I tempi strettissimi preoccupano anche a livello locale. La rappresentanza aziendale della Uil ha sollecitato un incontro urgente con il commissario dell’Asl Na 2 Nord. E il neonominato D’AMORE non avrà neppure il tempo di prendere confidenza con il nuovo ufficio a Monteruscello che già si troverà con questa patata bollente tra le mani. Bollente davvero, visti i vuoti di organico che il blocco del turn over degli ultimi anni ha notevolmente incrementato, rendendo davvero difficile l’applicazione delle nuove regole. Che, peraltro, sono giuste e opportune, nell’interesse dagli addetti ai lavori e dei pazienti.
Tra le situazioni più lontane dai limiti che stanno per entrare in vigore ci sono quelle del RIZZOLI. Dove, ancora più che altrove, si fa ricorso ordinariamente a turni molto prolungati: dalle 16 ore, normali per chi “fa la notte” e resta in servizio dalle 16 del pomeriggio alle 8 del giorno successivo, fino alle 24 ore di fila quando ci si accosta anche un turno aggiuntivo, cosa non tanto rara come si potrebbe pensare. Per non parlare dei prolungamenti provocati dal mancato arrivo o dai ritardi dei colleghi pendolari, dovuti agli orari dei trasporti, alle condizioni meteo-marine e quant’altro. Con il massiccio ricorso a reperibilità e straordinari per coprire le gravi carenze di organico che si registrano tra medici e paramedici in quasi tutti i reparti. Una situazione talmente diffusa, radicata e consolidata che ci sono voluti anni – e anche qualche conflitto – per arrivare a introdurre almeno in Pronto Soccorso, per gli infermieri, i tre turni quotidiani, che erano la regola anche prima della nuova legge. Per riuscirci, si sono dovuti concentrare nel reparto di emergenza i paramedici residenti sull’isola, giacchè quel tipo di turnazione non è mai stato considerato compatibile con le esigenze dei pendolari. Che al “Rizzoli” continuano ad essere in netta maggioranza. E va da sè che nei reparti, dove sono rimasti i pendolari, si lavora con i turni lunghi, pericolosi per tutti, che giustamente stanno per diventare fuori legge.

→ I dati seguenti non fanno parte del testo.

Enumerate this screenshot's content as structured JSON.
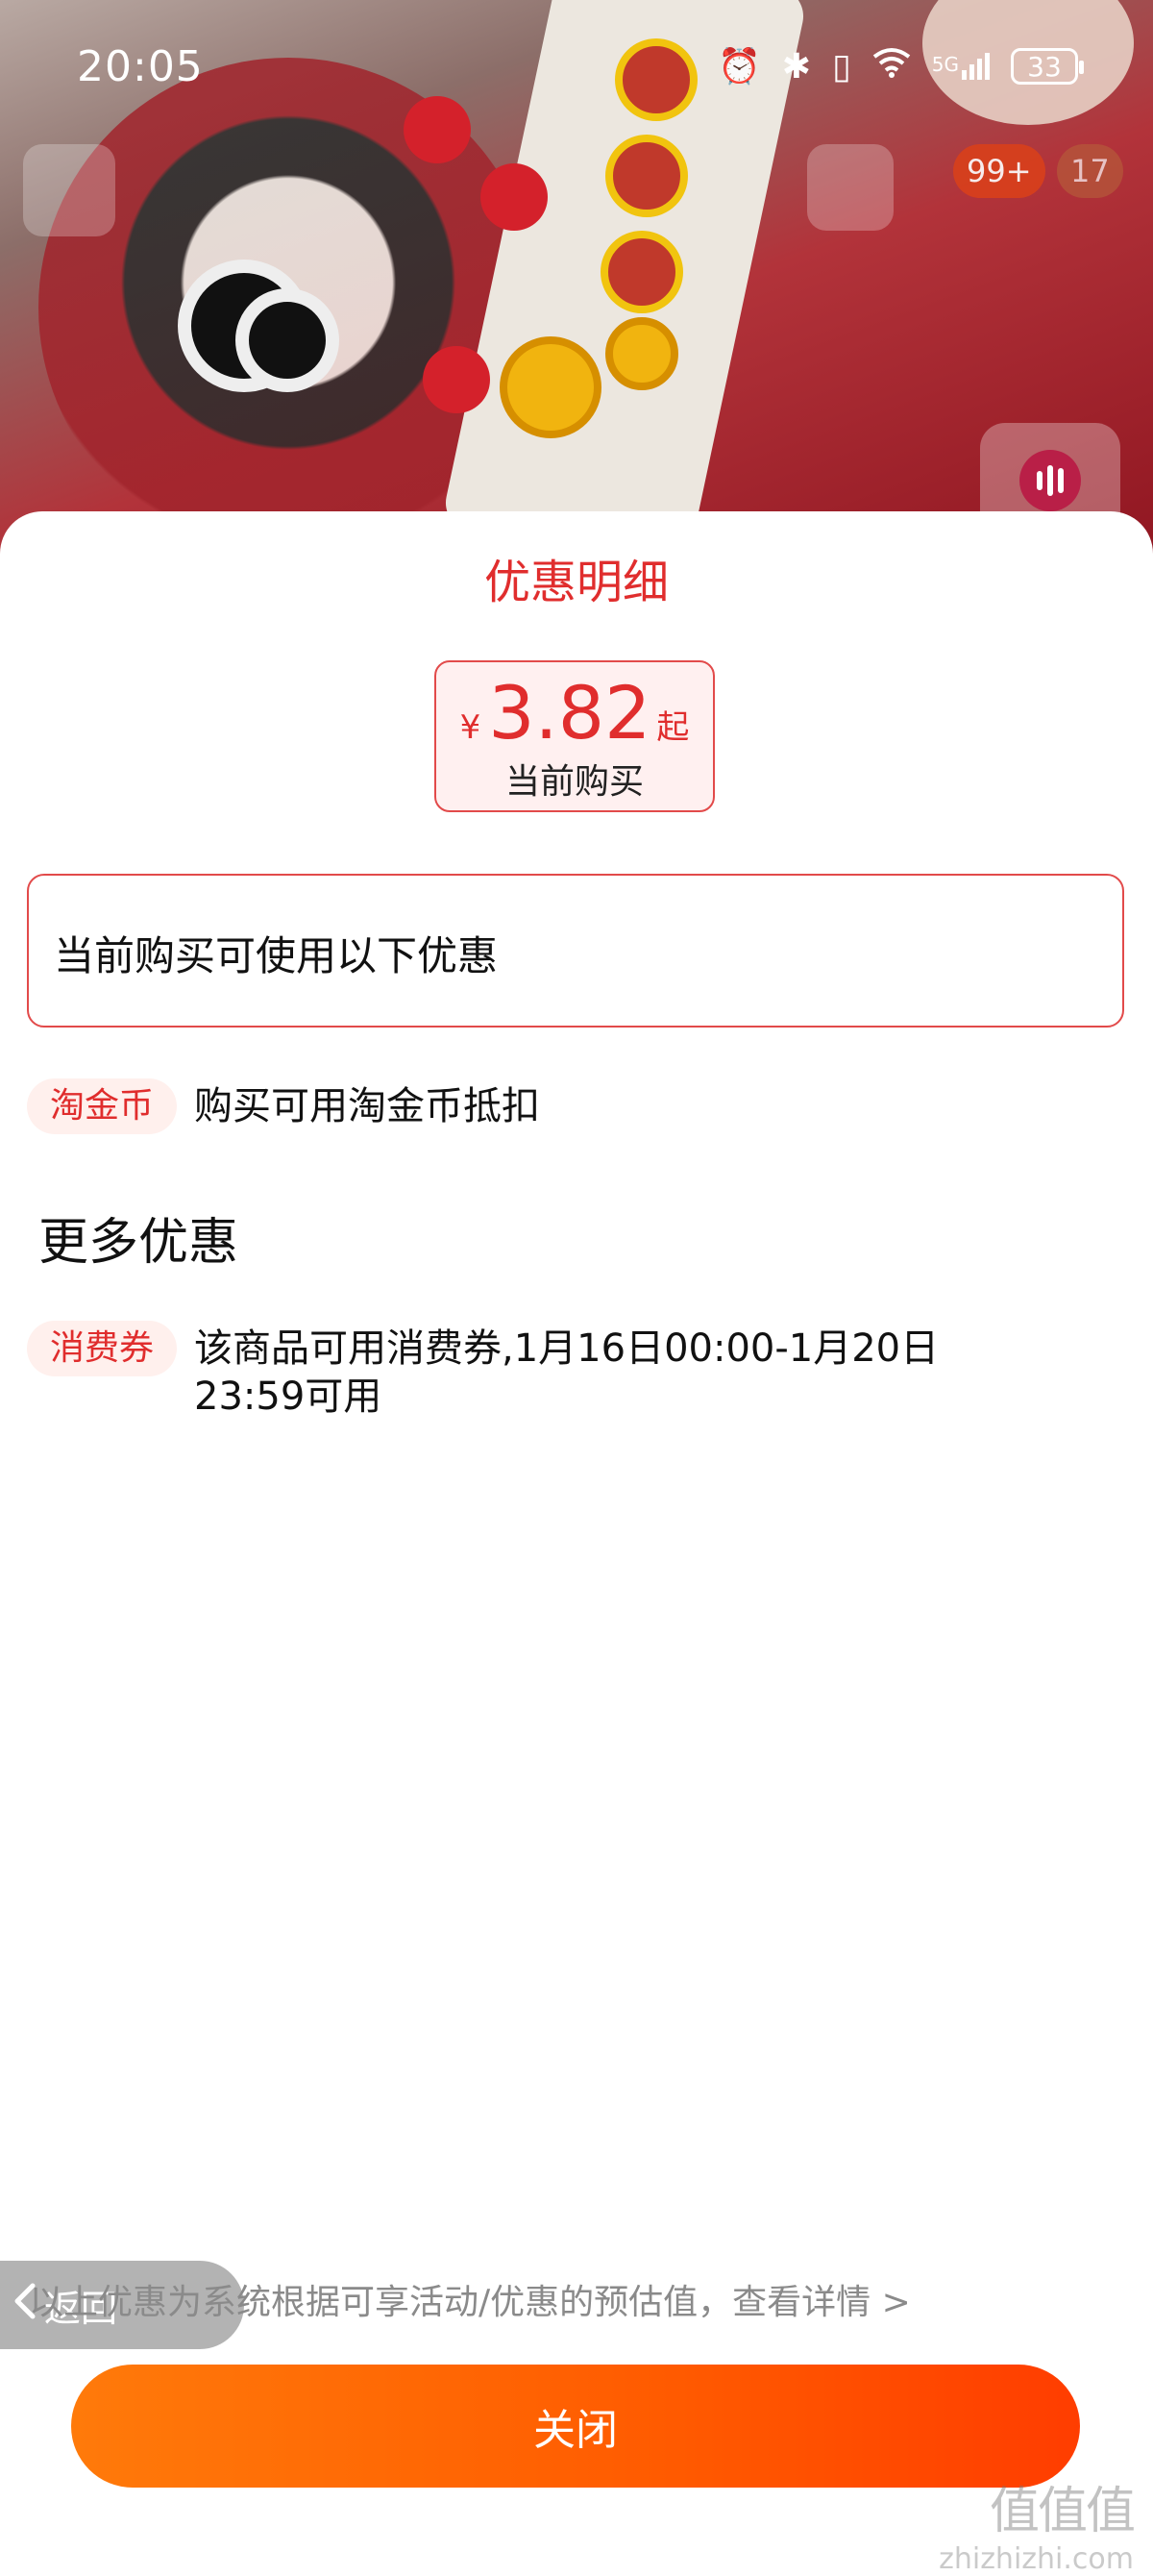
{
  "status_bar": {
    "time": "20:05",
    "network": "5G",
    "battery": "33"
  },
  "overlay": {
    "cart_badge": "99+",
    "count_badge": "17"
  },
  "sheet": {
    "title": "优惠明细",
    "price": {
      "currency": "¥",
      "amount": "3.82",
      "suffix": "起",
      "label": "当前购买"
    },
    "info_text": "当前购买可使用以下优惠",
    "items": [
      {
        "tag": "淘金币",
        "text": "购买可用淘金币抵扣"
      }
    ],
    "more_title": "更多优惠",
    "more_items": [
      {
        "tag": "消费券",
        "text": "该商品可用消费券,1月16日00:00-1月20日23:59可用"
      }
    ],
    "back_label": "返回",
    "disclaimer": "以上优惠为系统根据可享活动/优惠的预估值，查看详情 >",
    "close_label": "关闭"
  },
  "watermark": {
    "logo": "值值值",
    "site": "zhizhizhi.com"
  },
  "colors": {
    "accent": "#e02d2d",
    "button_start": "#ff7a0a",
    "button_end": "#ff3d00",
    "tag_bg": "#fff0ed"
  }
}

Ancora una volta, per gli effetti dell’insularità, l’ospedale isolano è il più esposto e al momento impreparato alla novità, che pure rappresenterebbe un grosso progresso sul piano della qualità dell’assistenza. A meno di 20 giorni dall’applicazione delle nuove regole, in via Fundera ne mancano tutte le condizioni. Si profila un’altra fase calda, per il “Rizzoli”, che continua a lavorare a pieno ritmo, come se fosse ancora estate.